程母一时间也乱了分寸病急乱投医,怨声道:“就是你安排不好,不中用的东西!”
“胆敢窝藏罪犯,论罪牵连同坐,若因而连累君姑,那才是不孝,娣妇说呢?”
“那照你怎么说,舅父如今被抓还是好事了?”葛氏不服道。
“娣妇若是不服,大可去衙门掰扯一番,何苦怪我两个女儿?嫋嫋被你们赶到庄子,孤苦无依,而妙妙自幼就跟在我身边,是没见过舅父的又怎么可能,再者人是凌将军抓的。”

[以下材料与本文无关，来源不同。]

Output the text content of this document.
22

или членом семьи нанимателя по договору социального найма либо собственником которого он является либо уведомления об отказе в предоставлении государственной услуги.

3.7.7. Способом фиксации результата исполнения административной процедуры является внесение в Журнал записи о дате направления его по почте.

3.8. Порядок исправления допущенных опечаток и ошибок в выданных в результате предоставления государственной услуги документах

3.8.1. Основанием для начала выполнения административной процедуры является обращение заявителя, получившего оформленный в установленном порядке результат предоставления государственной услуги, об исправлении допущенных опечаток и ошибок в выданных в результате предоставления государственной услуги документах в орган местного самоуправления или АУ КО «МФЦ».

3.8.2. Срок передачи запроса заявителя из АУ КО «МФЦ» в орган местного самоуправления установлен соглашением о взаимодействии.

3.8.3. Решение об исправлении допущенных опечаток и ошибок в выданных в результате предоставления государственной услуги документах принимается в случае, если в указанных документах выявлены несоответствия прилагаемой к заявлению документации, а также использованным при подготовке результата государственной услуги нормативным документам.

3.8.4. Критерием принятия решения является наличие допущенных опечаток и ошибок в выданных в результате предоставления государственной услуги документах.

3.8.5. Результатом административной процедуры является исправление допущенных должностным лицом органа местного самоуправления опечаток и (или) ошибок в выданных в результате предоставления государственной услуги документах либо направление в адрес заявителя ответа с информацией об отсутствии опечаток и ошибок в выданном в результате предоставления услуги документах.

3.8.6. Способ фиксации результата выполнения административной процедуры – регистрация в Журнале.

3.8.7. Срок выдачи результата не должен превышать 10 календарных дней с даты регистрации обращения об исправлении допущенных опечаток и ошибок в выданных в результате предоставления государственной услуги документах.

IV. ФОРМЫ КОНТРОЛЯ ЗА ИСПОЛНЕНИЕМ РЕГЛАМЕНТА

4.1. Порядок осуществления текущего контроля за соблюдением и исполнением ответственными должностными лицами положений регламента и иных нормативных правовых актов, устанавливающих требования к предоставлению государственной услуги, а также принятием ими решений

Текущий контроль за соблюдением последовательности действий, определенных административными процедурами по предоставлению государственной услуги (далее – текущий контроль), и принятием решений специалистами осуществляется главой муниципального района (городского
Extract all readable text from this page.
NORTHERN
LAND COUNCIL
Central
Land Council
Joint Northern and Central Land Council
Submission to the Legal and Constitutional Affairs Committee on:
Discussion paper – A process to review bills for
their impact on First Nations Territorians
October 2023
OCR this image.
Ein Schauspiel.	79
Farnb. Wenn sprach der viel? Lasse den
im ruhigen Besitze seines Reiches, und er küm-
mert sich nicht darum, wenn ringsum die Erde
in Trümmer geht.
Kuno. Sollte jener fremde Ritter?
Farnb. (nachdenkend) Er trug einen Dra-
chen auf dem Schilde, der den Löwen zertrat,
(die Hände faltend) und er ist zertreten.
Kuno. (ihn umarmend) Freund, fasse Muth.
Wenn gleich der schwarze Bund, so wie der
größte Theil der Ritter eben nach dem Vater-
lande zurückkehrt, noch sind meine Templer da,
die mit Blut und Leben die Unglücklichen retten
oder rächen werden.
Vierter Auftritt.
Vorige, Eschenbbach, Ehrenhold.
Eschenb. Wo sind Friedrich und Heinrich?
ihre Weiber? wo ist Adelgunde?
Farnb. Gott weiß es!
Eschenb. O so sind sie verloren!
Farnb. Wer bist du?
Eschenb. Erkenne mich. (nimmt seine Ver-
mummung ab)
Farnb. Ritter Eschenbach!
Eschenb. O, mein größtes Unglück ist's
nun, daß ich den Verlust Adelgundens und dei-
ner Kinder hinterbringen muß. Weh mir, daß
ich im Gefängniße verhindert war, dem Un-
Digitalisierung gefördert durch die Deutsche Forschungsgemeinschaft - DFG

葛氏的嘴皮也是这几年训练过来的,那里肯认输,也听不得半分自己的错处,言道:“婿伯别拿衙门吓我这个内宅妇人,我不懂官场上的事儿,但也却知道一家人应当守望相助,怎可随意不管不顾?婿伯还是赶紧想法子把人赎出来要紧!难道忍心看着君姑如此年纪还饱受亲人离别之苦吗?”
几人你推我往,程始坐不住了直言:“偷盗军械是重罪,我哪有本事去赎人,再有我们程家门户不大。在武将中也只算的上新秀。”
“我不管,你得想想办法救救你舅父啊!大郎自打你回来就忙着你新妇还有女儿,还有那五娘子今日回来也没怎么搭理我这个大母,跟你新妇是一模一样啊!你现在也不心疼我,心疼你舅父!我可是你亲娘啊!”
“罢啦罢啦,是我如今不管用了,你们都有家室,就我一个人孤孤单单的,身边没个亲近之人说话,你们都给我走!”程母泪水打湿了眼眶道。
走直屋外,葛氏信步停下转头看向程始夫妇道:“婿伯,姒妇,你们这次回来匆忙主屋尚未收拾出来,我在后院整理了几间屋子让你们大家子住,也便于你们叙旧。”
程始冷言道:“你让我们一家住偏房,便于?”
“哎呀,怎么便于婿伯不是跟四娘子十余年未见了吗?五娘子跟她的阿姊同样也是,两姊妹好好的互相增进感情才是正理。”葛氏讥笑道。
作者我来啦。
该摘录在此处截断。